Dynamic Residential Interface (Enterprise package is more stable)
api_url = "https://api.ipipgo.com/dynamic?type=enterprise"
try.
res = requests.get(api_url, timeout=10)
res.raise_for_status()
return [f"{p['ip']}:{p['port']}" for p in res.json()['proxies']]
except Exception as e.
print(f "Update failed, maybe it was a network hiccup: {e}")
return []
Package Selection Guide Which one is right for you
| Package Type | Applicable Scenarios | prices |
|---|---|---|
| Dynamic Standard Edition | Daily data collection | 7.67 Yuan/GB/month |
| Dynamic Enterprise Edition | high concurrency requirements | 9.47 Yuan/GB/month |
| Static homes | Fixed IP required | $35/each/month |
Frequently Asked Questions First Aid Kit
Q: What should I do if my proxy IP suddenly fails?
A: ipipgo's dynamic IP is automatically refreshed in 15 minutes by default, and it is recommended to cooperate with the abnormal retry mechanism. The Enterprise Edition package supports real-time refresh APIs
Q:Returned data always fail to parse
A: First check the data format with the online JSON validation tool, ipipgo's API documentation has a complete description of the response fields
Q: What can I do about agents not being fast enough?
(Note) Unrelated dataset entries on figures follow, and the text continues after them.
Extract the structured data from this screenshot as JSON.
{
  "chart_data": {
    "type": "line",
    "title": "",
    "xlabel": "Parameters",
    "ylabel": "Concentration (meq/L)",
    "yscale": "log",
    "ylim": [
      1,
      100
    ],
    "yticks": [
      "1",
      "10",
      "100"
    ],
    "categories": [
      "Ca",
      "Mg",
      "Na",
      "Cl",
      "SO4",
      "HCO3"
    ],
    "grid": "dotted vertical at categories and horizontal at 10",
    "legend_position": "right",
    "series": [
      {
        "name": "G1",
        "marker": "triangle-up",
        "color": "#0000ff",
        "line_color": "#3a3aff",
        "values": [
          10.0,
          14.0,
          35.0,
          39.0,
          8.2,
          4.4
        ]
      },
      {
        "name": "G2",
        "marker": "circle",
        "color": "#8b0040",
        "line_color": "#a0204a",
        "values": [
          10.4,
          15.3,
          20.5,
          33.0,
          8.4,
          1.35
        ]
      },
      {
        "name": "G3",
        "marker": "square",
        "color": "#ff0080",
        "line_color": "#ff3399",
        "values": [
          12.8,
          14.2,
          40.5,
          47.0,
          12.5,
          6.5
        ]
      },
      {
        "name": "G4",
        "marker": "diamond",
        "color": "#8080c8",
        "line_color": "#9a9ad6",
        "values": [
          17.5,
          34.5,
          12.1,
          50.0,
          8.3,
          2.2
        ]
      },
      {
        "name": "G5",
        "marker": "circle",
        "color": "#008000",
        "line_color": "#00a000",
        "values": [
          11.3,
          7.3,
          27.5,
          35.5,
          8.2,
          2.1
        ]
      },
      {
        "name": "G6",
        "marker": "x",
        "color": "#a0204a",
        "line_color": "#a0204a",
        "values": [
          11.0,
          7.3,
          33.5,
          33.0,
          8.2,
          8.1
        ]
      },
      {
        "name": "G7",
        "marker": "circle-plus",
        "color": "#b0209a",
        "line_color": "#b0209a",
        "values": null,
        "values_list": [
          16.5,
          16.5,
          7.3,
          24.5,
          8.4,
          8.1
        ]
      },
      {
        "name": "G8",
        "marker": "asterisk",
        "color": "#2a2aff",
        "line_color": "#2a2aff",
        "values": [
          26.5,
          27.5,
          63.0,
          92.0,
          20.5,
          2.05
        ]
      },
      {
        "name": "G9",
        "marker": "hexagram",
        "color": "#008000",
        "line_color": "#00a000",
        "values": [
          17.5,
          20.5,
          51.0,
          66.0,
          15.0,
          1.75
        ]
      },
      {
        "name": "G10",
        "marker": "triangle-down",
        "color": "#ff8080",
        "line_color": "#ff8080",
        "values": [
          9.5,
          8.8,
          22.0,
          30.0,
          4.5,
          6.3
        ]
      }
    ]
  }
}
A: You can specify the regional parameters, such as getting only domestic proxy nodes. Enterprise Edition package provides exclusive high-speed channel
Tips for avoiding pitfalls
1. Remember to do a connectivity test every time you get a new proxy IP.
2. Check the proxy protocol type when handling HTTPS requests
3. Remember to manually release the static residential IP when it is used up, otherwise it will continue to be billed.
4. High-traffic projects are recommended to contact ipipgo customer service first to customize the program
Finally nagging: do not figure cheap with a free proxy, data security, not to mention, may be one day running scripts on the hang. ipipgo home business version of the package I used for half a year, the stability is really better than the previous use of several strong, especially their cross-border line in the do business overseas is particularly powerful.